Categories
Historical Fiction

SHE’S LEAVING HOME by William Shaw

Imagine Raymond Carver and Nick Hornby collaborating on an episode of PRIME SUSPECT set in 1968. Not (for the most part, anyway) in the Technicolor London of Carnaby Street and King’s Road, but in a grim, gray postwar London pockmarked with bomb sites and reeling from waves of immigration from Britain’s former colonies.

Shaw’s protagonist, Detective Sergeant Cathal “Paddy” Breen, is himself the son of Irish immigrants, and an outsider in nearly every way–unmarried, unambitious, alienated by the brutish, racist, and sexist behavior of his fellow CID officers, and a generation away from the glittering denizens of Swinging London. Stunned by the death of his father, whom he nursed through his long final illness, Breen finds himself behaving in unexpected ways–fleeing a crime scene, nauseated by violence, unable to control his emotions.

To redeem himself, Breen takes on the case of a murdered teenage girl who was found a few blocks away from EMI’s Abbey Road studios. Assigned to assist him is newly arrived Temporary Detective Constable Helen Tozer, whose status as a female detective is regarded by the rest of the squad as mildly ridiculous.

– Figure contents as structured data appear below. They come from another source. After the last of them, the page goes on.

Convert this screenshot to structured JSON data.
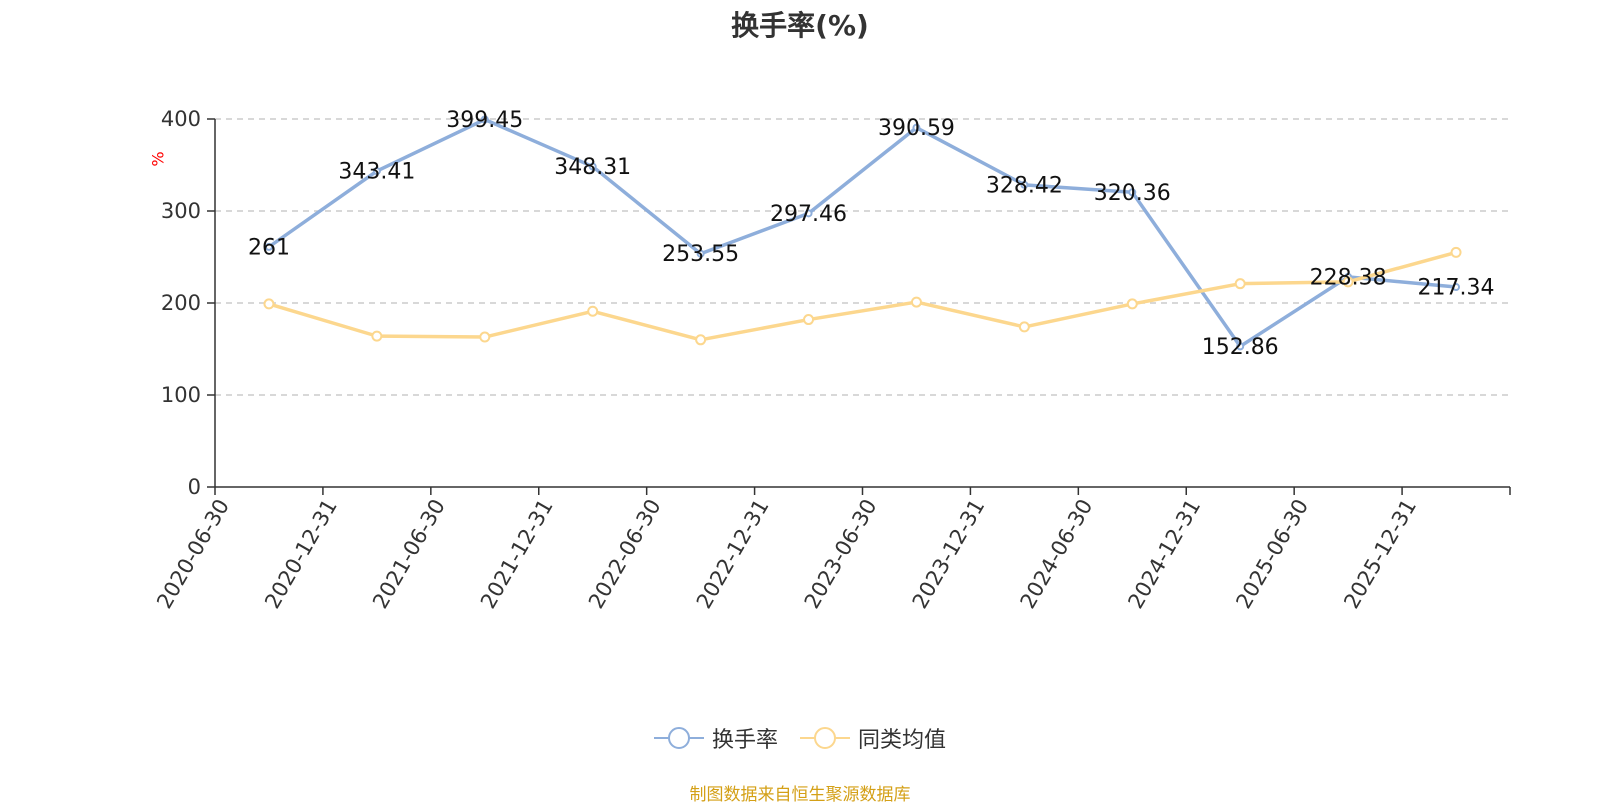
{
  "colors": {
    "series1": "#8eaedb",
    "series2": "#fcd78e",
    "axis": "#333333",
    "grid": "#cccccc",
    "unit": "#ff0000",
    "source": "#d4a017"
  },
  "source_note": "制图数据来自恒生聚源数据库",
  "chart_data": {
    "type": "line",
    "title": "换手率(%)",
    "ylabel": "%",
    "ylim": [
      0,
      400
    ],
    "yticks": [
      0,
      100,
      200,
      300,
      400
    ],
    "grid": true,
    "legend_position": "bottom",
    "categories": [
      "2020-06-30",
      "2020-12-31",
      "2021-06-30",
      "2021-12-31",
      "2022-06-30",
      "2022-12-31",
      "2023-06-30",
      "2023-12-31",
      "2024-06-30",
      "2024-12-31",
      "2025-06-30",
      "2025-12-31"
    ],
    "series": [
      {
        "name": "换手率",
        "values": [
          261,
          343.41,
          399.45,
          348.31,
          253.55,
          297.46,
          390.59,
          328.42,
          320.36,
          152.86,
          228.38,
          217.34
        ],
        "labels": [
          "261",
          "343.41",
          "399.45",
          "348.31",
          "253.55",
          "297.46",
          "390.59",
          "328.42",
          "320.36",
          "152.86",
          "228.38",
          "217.34"
        ],
        "color": "#8eaedb"
      },
      {
        "name": "同类均值",
        "values": [
          199,
          164,
          163,
          191,
          160,
          182,
          201,
          174,
          199,
          221,
          223,
          255
        ],
        "color": "#fcd78e"
      }
    ]
  }
}
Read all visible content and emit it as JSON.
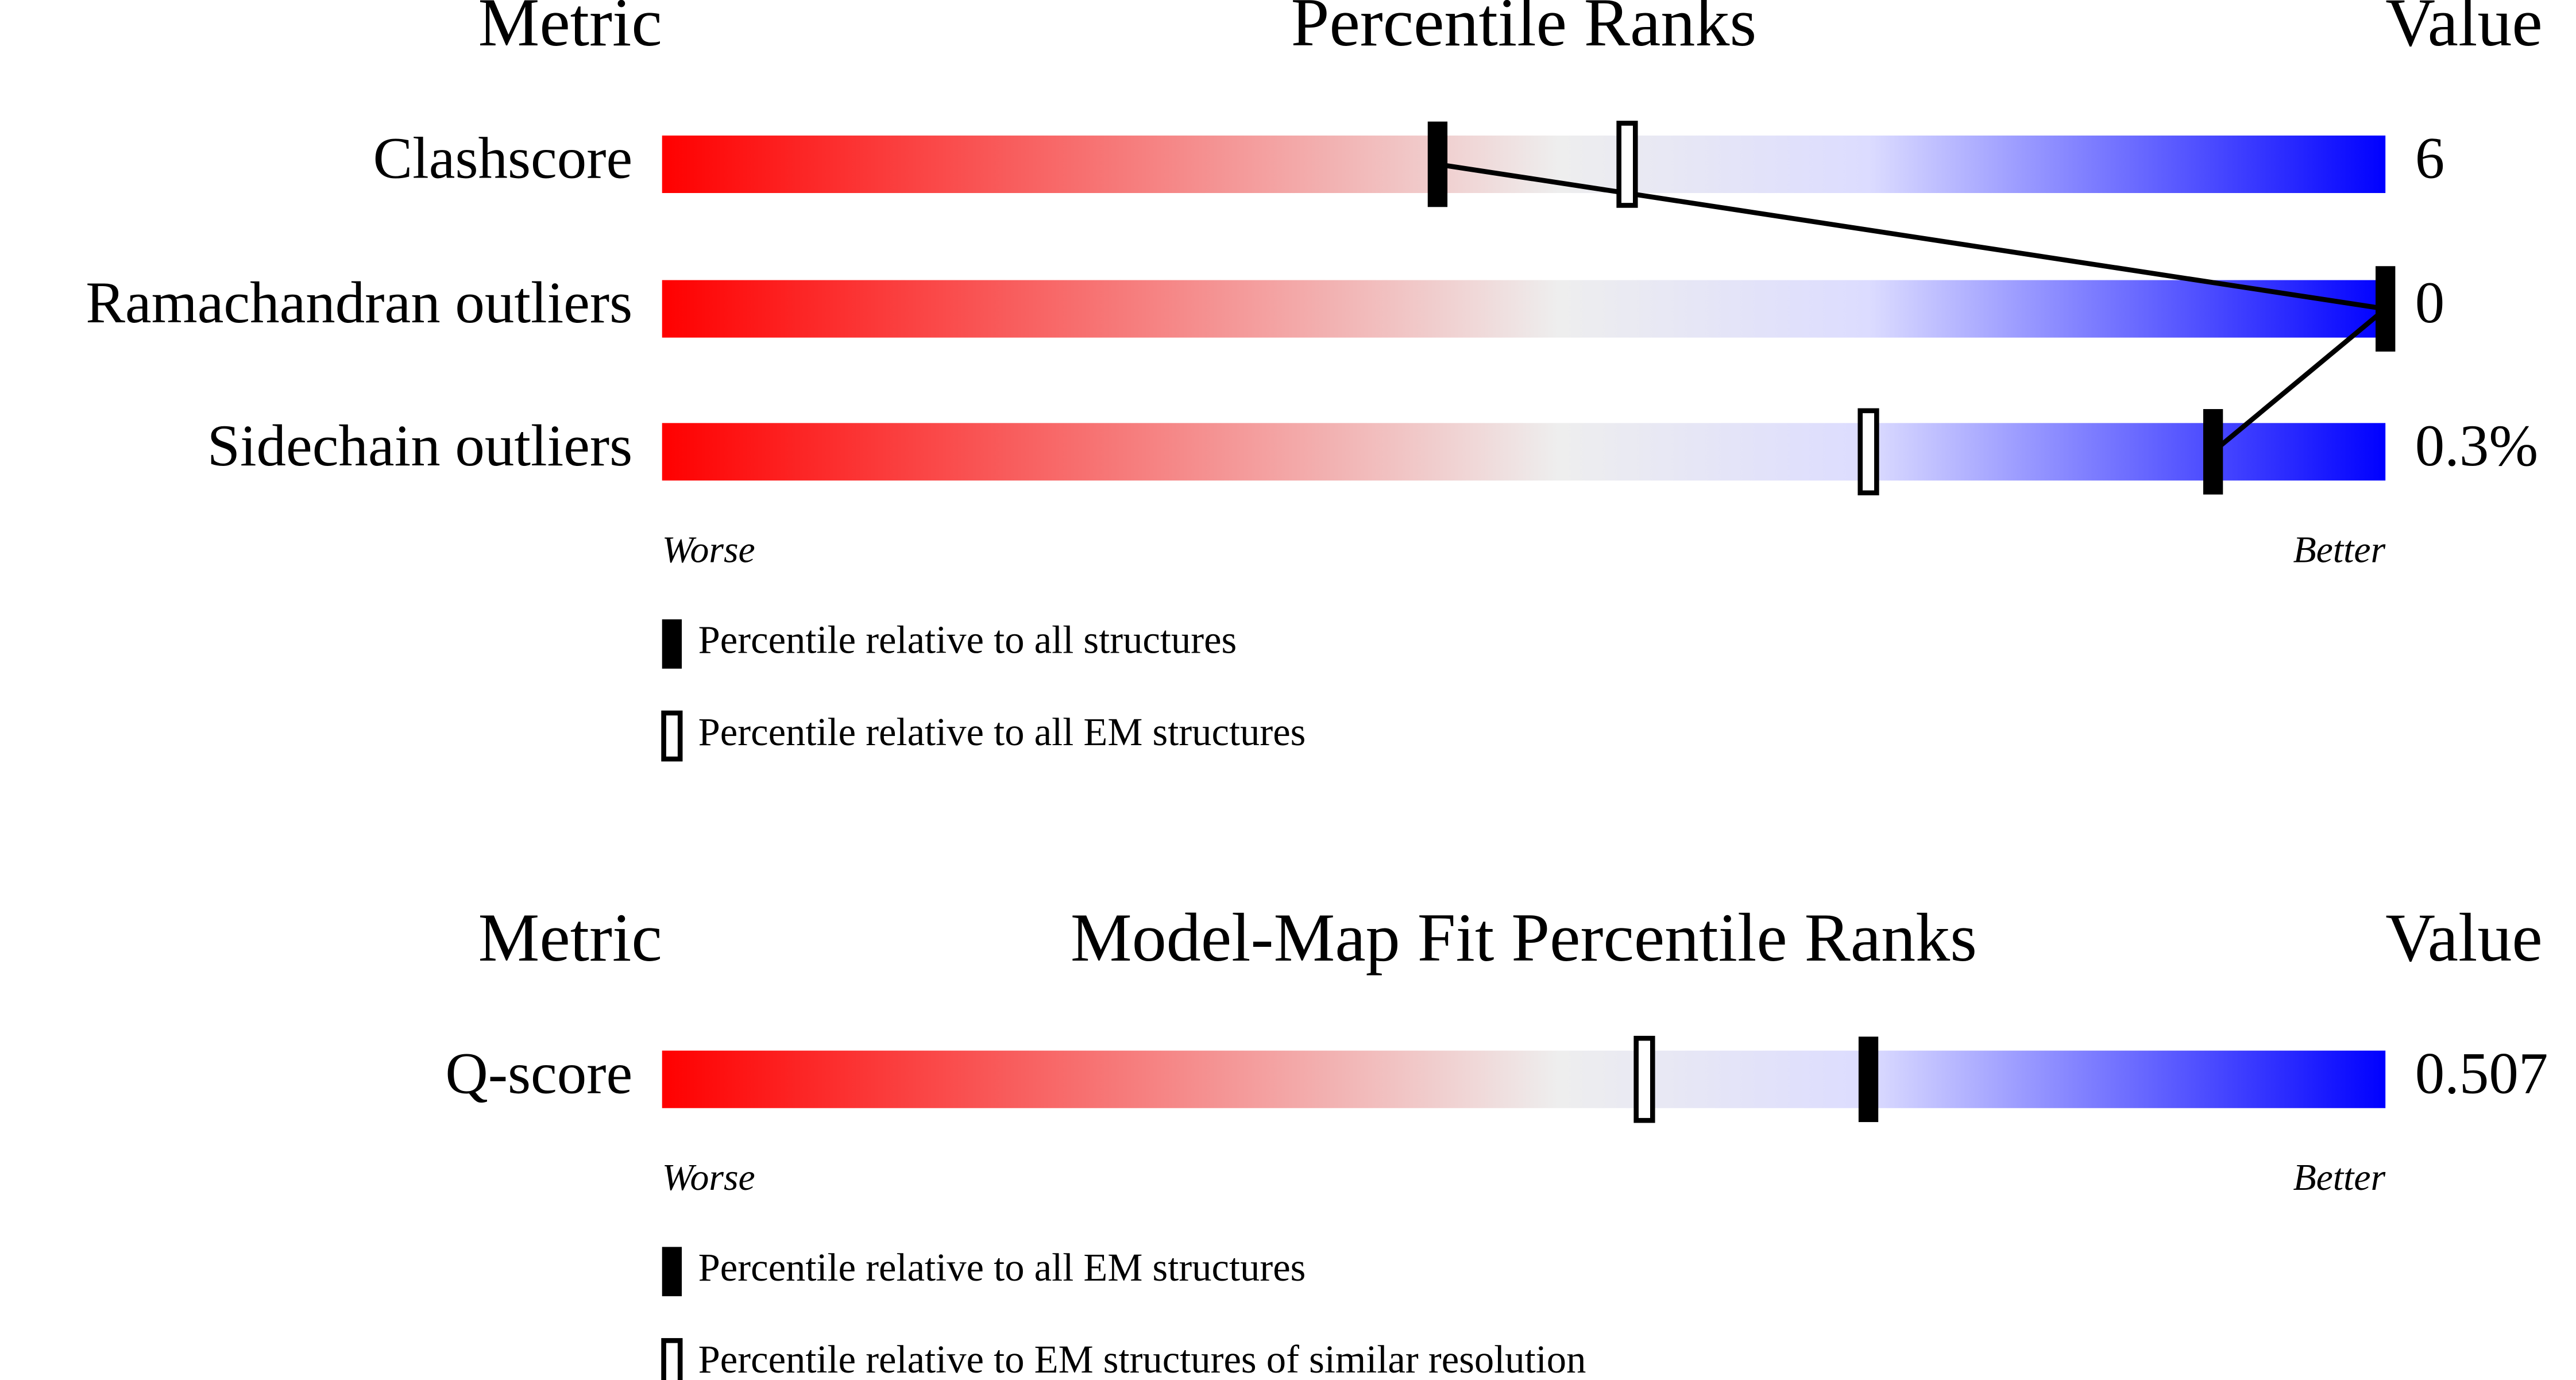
{
  "chart_data": [
    {
      "type": "percentile",
      "title": "Percentile Ranks",
      "metric_header": "Metric",
      "value_header": "Value",
      "categories": [
        "Clashscore",
        "Ramachandran outliers",
        "Sidechain outliers"
      ],
      "values": [
        6,
        0,
        0.3
      ],
      "value_labels": [
        "6",
        "0",
        "0.3%"
      ],
      "series": [
        {
          "name": "Percentile relative to all structures",
          "color": "#000000",
          "marker": "filled",
          "values": [
            45,
            100,
            90
          ]
        },
        {
          "name": "Percentile relative to all EM structures",
          "color": "#000000",
          "marker": "open",
          "values": [
            56,
            null,
            70
          ]
        }
      ],
      "xlim": [
        0,
        100
      ],
      "worse_label": "Worse",
      "better_label": "Better",
      "scale_colors": [
        "#ff0000",
        "#eeeeee",
        "#dcdcff",
        "#0000ff"
      ]
    },
    {
      "type": "percentile",
      "title": "Model-Map Fit Percentile Ranks",
      "metric_header": "Metric",
      "value_header": "Value",
      "categories": [
        "Q-score"
      ],
      "values": [
        0.507
      ],
      "value_labels": [
        "0.507"
      ],
      "series": [
        {
          "name": "Percentile relative to all EM structures",
          "color": "#000000",
          "marker": "filled",
          "values": [
            70
          ]
        },
        {
          "name": "Percentile relative to EM structures of similar resolution",
          "color": "#000000",
          "marker": "open",
          "values": [
            57
          ]
        }
      ],
      "xlim": [
        0,
        100
      ],
      "worse_label": "Worse",
      "better_label": "Better",
      "scale_colors": [
        "#ff0000",
        "#eeeeee",
        "#dcdcff",
        "#0000ff"
      ]
    }
  ]
}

Tozer is talkative where Breen is laconic, tuned-in to pop culture where he is uninterested, energetic where he is plodding, rural where he is urban. Yet each recognizes in the other intelligence and curiosity and an eye for particulars. Their scenes together light up the page.

All the characters shine: Bailey, the hapless, intimidated CID superintendent; the surly owner of the bagel shop down the street from Breen’s flat; the aggrieved occupants of the housing block overlooking the crime scene. Even the most incidental characters are fully formed and carry the weight of their personal histories.

More than that, they carry the weight of the historical moment, from the rise of the counterculture to the civil war in Biafra, from assassinations in the US to government scandal in Britain. Shaw makes these cultural conflicts personal for all of his characters, adding political heft that takes the novel beyond mere entertainment. And, speaking of the historical moment, his period details are flawless.

The writing throughout is restrained and focused on specifics, as in this description of the squad room: “The morning light filtered through the canvas blinds. Olivetti typewriters filled with triplicate forms, white on top, yellow in the middle and pink underneath. The picture of the Queen. Blackstone’s Police Manual and Butterworth’s Police Procedure. Green enamel lampshades hanging from the ceiling, comfortably coated in dust.” And the dialog is even better. Sharp, rapid fire, full of double entendre and personal quirks, frequently going in multiple directions at once.

The novel is brutally realistic in language and events, and the constant twists and turns of the plot make for relentless suspense. As the mood shifted from dark comedy to heartbreak and back again, my emotions were as fully engaged as my intellect. SHE’S LEAVING HOME is ultimately satisfying as a mystery while leaving the fates of Breen and Tozer unresolved. The last two paragraphs, in fact, were so ineffably sad that I was only consoled by the knowledge that this is the start–and what a start–of a series.

Thanks and a tip of the auld titfer to Steve Pease, a man who knows his way around a novel or a guitar.